Video games can draw this well, too. The criminally overlooked Majora’s Mask is chock-full of symbolism (including the various areas representing the Five Stages of Grief), but in a broad sense, it’s a deconstruction of the coming-of-age story that is Ocarina of Time – Link deals with adult problems while given the perspective of a child. There are fantastical elements, too, but many of the encounters are based on Adult Fear. Like this one…
To have his daughter comfort him… telling him he’s had a bad dream? Ouch. And that’s just the tip of the iceberg. Other fun encounters in this game include: (from TVTropes)
A father is grieving for the loss of a son who is missing and presumed dead, while a toddler is raging because of the death of his father. A newlywed is about to die and laments that he will never be able to see the his children born, while a child is about to lose her father to a illness. One man can’t show his face to his fiancee because he broke a promise, while another has been imprisoned because his lover’s family thinks he is responsible for her disappearance. A woman about to be wed fears that her fiancee left because he no longer loves her, while a wife can’t work and can barely function because of her husband’s disappearance and the deteriorating health of her children (and there is nothing she can do about it.) Guards are torn between doing their job and fleeing for their lives, while soldiers obey orders for a war that has already ended.

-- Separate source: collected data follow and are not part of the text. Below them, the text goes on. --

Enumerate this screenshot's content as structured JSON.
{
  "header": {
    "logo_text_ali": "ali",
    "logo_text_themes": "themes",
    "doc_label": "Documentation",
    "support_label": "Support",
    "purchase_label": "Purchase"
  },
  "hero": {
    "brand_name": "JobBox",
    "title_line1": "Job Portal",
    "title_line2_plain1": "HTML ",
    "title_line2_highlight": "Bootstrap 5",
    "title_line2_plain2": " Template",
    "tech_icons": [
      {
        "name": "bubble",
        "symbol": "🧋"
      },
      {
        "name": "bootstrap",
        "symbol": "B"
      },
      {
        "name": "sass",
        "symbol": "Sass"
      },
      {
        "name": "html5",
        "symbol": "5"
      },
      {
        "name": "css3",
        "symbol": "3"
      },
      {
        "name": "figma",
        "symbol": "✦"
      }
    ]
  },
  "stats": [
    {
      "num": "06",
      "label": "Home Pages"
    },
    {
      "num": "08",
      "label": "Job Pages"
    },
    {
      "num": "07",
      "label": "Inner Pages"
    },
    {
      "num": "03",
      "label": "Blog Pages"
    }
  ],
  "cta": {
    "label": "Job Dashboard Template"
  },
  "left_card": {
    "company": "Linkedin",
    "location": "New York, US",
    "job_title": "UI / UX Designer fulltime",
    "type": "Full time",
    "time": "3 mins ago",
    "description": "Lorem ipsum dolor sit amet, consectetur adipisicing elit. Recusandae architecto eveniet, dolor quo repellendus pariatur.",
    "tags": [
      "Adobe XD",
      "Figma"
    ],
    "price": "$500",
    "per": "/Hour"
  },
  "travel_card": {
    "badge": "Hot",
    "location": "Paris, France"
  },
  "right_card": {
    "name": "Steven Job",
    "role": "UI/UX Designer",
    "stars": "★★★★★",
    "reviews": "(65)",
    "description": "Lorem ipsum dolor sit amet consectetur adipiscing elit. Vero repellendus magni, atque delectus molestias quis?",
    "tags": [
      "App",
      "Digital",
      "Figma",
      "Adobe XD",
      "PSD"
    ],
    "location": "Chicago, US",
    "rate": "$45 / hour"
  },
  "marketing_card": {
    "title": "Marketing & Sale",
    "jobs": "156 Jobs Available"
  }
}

For a game that I played as a teenager, a lot of that went over my head. I always thought Majora’s Mask had a vaguely unsettling element to it, but when I played it, I never thought about it like this. That’s the kind of perspective that a decade gives you.
Finally, let’s look at a classic in two parts.
This is exactly what I’m talking about. Perspective. When I first saw this in my callow youth, I thought it was a hilarious, badass scene. I thought the cessesion of hostilities as Vernita’s daughter came home was pretty funny. I still think it was supposed to be 30, maybe 40% played for laughs, but these days, it’s an emotionally fraught scene as well. There’s a pretty big Adult Fear element. On a lot of levels. Your past coming back to haunt you. The death of a parent. The need to protect a child not just from physical harm, but from emotional trauma.
We don’t lose our capacity to imagine outrageous fears, to experience primal fears, and even to invent new ones. But as time goes on, it’s the mundane fears that are the most terrifying, because they’re the most likely to happen to you. When you uncomfortably identify with a character in a movie who’s going through something you know you could go through yourself, and when that character manages to convey something universal – well, that’s a powerful moment.
Killer. I love how you brought in different kinds of media from various eras too. Very nice.